More and more, researchers, clinicians, and scientists are discovering that mitochondrial dysfunction correlates with metabolic syndromes such as diabetes, specifically type 2 diabetes. While combating obesity through diet and lifestyle changes is at the forefront of solutions to address the increase in prevalence of metabolic syndrome, therapeutic interventions may be necessary to address the disease as well. Among the potential therapeutic interventions is MitoQ, a potent antioxidant directed toward the mitochondria.
“Metabolic syndrome is associated with oxidative stress and mitochondrial dysfunction,” commented Dr. Tanecia Mitchell and Dr. Victor Darley-Usmar, both of the University of Alabama at Birmingham, in an article entitled, “Metabolic Syndrome and Mitochondrial Dysfunction: Insights from Pre-clinical Studies with a Mitochondrially Targeted Antioxidant,” which was published in Free Radical Biology and Medicine.
The two researchers were interested in a previous pre-clinical study (“The Mitochondria-targeted Antioxidant MitoQ Decreases Features of the Metabolic Syndrome in ATM+/−/ApoE−/− Mice“) that used MitoQ to fight metabolic syndrome in genetically engineered mice that demonstrated characteristics of cardiovascular pathology. The animal model was especially relevant because this mouse type develops symptoms of metabolic disorder similar to humans when the mice are fed a high fat diet.
Looking into how MitoQ could improve mitochondrial function and alter metabolic syndrome, the research team administered MitoQ to the susceptible mice. Fourteen weeks of MitoQ treatment was adequate to suppress weight gain and fat accumulation in the genetically engineered mice. The mice had more efficient carbohydrate utilization and improved their glucose and insulin levels. These results give reason to hypothesize that suppressing oxidative damage in individuals susceptible to type 2 diabetes will benefit from metabolic changes mediated by MitoQ.
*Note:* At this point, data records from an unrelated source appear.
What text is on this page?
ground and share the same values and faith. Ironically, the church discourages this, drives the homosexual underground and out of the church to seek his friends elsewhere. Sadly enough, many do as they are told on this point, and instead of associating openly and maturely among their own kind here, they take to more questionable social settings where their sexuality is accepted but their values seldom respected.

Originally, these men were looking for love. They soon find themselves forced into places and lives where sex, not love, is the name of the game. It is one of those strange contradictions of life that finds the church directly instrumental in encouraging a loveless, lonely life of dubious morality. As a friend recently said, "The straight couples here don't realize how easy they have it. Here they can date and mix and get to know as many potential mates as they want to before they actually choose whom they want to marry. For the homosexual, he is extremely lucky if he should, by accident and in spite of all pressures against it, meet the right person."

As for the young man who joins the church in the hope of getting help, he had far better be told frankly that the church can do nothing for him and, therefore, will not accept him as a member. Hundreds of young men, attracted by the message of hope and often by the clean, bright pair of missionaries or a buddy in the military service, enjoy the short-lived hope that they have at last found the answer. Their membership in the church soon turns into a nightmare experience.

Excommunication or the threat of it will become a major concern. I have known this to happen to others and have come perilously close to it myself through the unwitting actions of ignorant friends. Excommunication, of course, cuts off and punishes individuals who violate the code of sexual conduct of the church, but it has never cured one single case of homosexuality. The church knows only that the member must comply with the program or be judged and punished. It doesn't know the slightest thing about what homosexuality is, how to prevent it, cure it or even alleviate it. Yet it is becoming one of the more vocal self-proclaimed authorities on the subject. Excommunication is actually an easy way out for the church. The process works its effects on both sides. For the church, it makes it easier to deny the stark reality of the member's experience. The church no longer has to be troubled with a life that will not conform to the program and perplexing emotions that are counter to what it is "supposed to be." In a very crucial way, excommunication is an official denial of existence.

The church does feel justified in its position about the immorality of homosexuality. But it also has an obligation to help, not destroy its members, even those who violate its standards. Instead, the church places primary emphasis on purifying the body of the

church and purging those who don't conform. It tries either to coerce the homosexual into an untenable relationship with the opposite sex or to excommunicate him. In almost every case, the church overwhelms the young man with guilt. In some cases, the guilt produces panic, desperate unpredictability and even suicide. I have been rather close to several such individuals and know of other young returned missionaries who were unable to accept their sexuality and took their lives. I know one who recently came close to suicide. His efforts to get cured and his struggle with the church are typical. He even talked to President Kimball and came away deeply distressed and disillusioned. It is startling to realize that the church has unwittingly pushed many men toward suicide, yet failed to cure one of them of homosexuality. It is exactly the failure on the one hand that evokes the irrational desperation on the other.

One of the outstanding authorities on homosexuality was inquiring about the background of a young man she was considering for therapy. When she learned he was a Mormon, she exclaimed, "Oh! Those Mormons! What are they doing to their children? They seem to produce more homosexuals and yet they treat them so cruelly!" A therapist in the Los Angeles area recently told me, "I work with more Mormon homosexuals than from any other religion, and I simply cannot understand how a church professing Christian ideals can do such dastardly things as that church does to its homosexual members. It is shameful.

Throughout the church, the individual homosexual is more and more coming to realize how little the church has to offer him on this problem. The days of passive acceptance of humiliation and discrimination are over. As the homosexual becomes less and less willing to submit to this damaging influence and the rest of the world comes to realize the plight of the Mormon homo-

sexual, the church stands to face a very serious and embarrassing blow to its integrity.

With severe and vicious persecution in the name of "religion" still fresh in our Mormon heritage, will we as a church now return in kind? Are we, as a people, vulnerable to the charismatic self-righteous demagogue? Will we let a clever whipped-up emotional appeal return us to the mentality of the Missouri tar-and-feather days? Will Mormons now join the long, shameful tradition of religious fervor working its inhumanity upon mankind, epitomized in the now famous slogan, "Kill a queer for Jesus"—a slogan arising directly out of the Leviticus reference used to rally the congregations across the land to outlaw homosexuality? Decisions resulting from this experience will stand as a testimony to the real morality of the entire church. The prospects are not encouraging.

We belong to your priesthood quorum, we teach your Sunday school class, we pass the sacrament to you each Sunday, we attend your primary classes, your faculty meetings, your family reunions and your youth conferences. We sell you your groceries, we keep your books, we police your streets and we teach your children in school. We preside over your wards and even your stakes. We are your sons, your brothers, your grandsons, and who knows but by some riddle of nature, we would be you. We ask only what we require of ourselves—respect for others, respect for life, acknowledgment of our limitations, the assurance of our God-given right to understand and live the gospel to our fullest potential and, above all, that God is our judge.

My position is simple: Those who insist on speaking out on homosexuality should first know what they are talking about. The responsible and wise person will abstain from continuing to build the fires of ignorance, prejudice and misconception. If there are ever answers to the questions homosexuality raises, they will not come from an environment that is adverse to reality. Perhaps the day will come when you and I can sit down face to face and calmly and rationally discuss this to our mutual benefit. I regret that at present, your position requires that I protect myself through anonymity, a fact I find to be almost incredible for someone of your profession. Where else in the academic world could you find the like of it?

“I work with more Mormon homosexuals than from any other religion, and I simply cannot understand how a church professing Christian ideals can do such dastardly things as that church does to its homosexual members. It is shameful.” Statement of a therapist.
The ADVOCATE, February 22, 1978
It may someday be possible to use MitoQ to help stave off metabolic syndromes such as type 2 diabetes. Stated Dr. Mitchell and Dr. Darley-Usmar, “MitoQ is well tolerated in human subjects which makes it an ideal candidate to explore further in treating metabolic syndrome.” While it is not completely known how MitoQ suppresses a high level of oxidative damage, researchers are advancing their understanding of the mechanisms behind the benefits. “We look forward in anticipation to new insights into the emerging role of bioenergentic dysfunction in the cardiometabolic syndrome,” concluded Dr. Mitchell and Dr. Darley-Usmar.